Comment icon #13 Posted by Piney 5 years ago
I was answering at the same time.  Great minds! 
Comment icon #14 Posted by Carnoferox 5 years ago
First it's people claiming there was a Younger Dryas impact when there wasn't, now it's someone claiming there wasn't a K/Pg impact when there was! 
Comment icon #15 Posted by Piney 5 years ago
Go over to "Let's Talk History" and do some scanning. I just answered this genius over there. This is the guy who thinks Saturn ghosted us and caused a worldwide flood and giant lightning strikes, and it was all "God's Plan". 
Comment icon #16 Posted by third_eye 5 years ago
No arguments there, the Gobi desert region is still so harsh and inaccessible today that many an attempt to film there has failed ... rather miserably too ~
Comment icon #17 Posted by BuddingPsychic1111 5 years ago
There are probably still dinosaurs honestly.  People have seen them in certain parts of the jungles of Africa, and I could imagine that likely they were not completely wiped out.  The numbers may have declined, but honestly I'm not convinced that there are not still dinosaurs in certain parts of the world.  Then, there's the Loch Ness monster to consider, which is probably some sort of dinosaur
Comment icon #18 Posted by Carnoferox 5 years ago
Yes there are still dinosaurs thriving today, and they are of course birds. I can however say with confidence that there are no non-avialan dinosaurs alive today.
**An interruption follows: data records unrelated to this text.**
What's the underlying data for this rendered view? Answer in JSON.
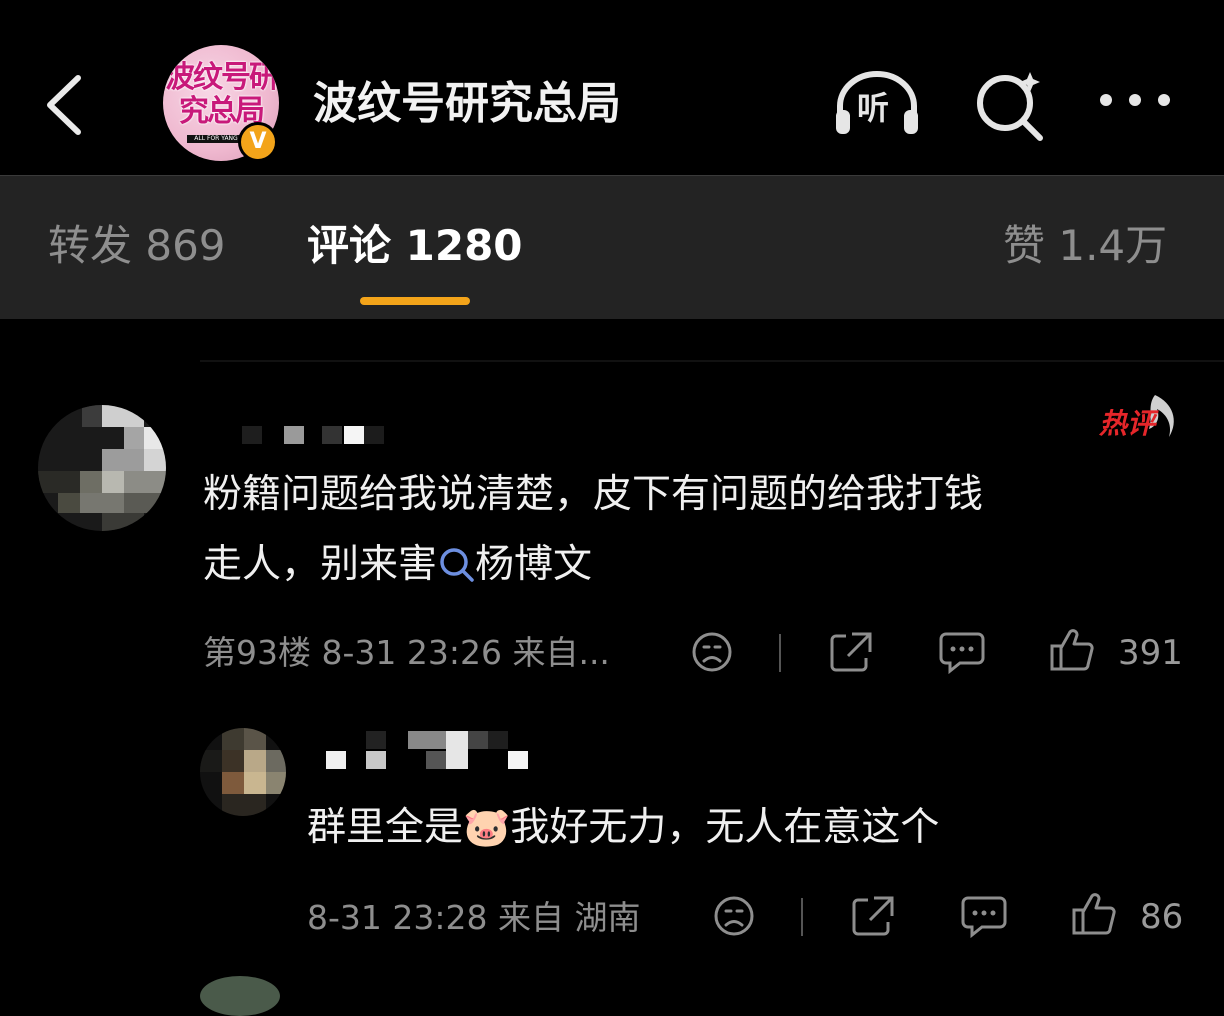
{
  "header": {
    "back_icon": "chevron-left-icon",
    "avatar_text": "波纹号研究总局",
    "avatar_tag": "ALL FOR YANG",
    "verified_badge": "V",
    "title": "波纹号研究总局",
    "listen_label": "听",
    "accent": "#f3a41a"
  },
  "tabs": {
    "repost": "转发 869",
    "comments": "评论 1280",
    "likes": "赞 1.4万"
  },
  "comment": {
    "hot_label": "热评",
    "text_line1": "粉籍问题给我说清楚，皮下有问题的给我打钱",
    "text_line2_prefix": "走人，别来害",
    "text_link": "杨博文",
    "meta": "第93楼 8-31 23:26 来自...",
    "like_count": "391"
  },
  "reply": {
    "text_prefix": "群里全是",
    "emoji": "🐷",
    "text_suffix": "我好无力，无人在意这个",
    "meta": "8-31 23:28 来自 湖南",
    "like_count": "86"
  }
}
None of the supposed sightings are even remotely convincing.
Comment icon #19 Posted by Essan 5 years ago
The Loch Ness monster is far more likely to be a Nazi submarine built by the Romans and put there by the Chinese 200,000 years ago in order to escape the Black Death when the Transformers invaded, than a dinosaur.
Comment icon #20 Posted by Essan 5 years ago
Some thunderstorm!    But the chicxulub crater (it's not a crater - just the geological traces of one)  looks like a fulgurite in the same way a daffodil looks like a 2 mile wide turkey sandwich And why frogs?  Fish and mammals and beetles and birds also survived .... Angiosperms have been around for over 200 million years.  Gymnosperms are very common and widespread today. Try reading up on the subject  
Comment icon #21 Posted by Galactic Goatman 5 years ago
There is no large marine reptile in the Loch, and even if there was, no non-avian dinosaur was fully aquatic. The crackpots  think “Nessie” is a surviving plesiosaur, and plesiosaurs are not dinosaurs.  Also the “dinosaurs are alive and well in the jungles” is the stuff of science-fiction, literally. Look up The Lost World (the novel, not the JP film). No evidence exists of river-living sauropods, in fact sauropods were not the swamp-dwelling behemoths they were thought to be back in the 70’s. Funny how all alleged “living dinosaurs” sightings resemble outdated depictions.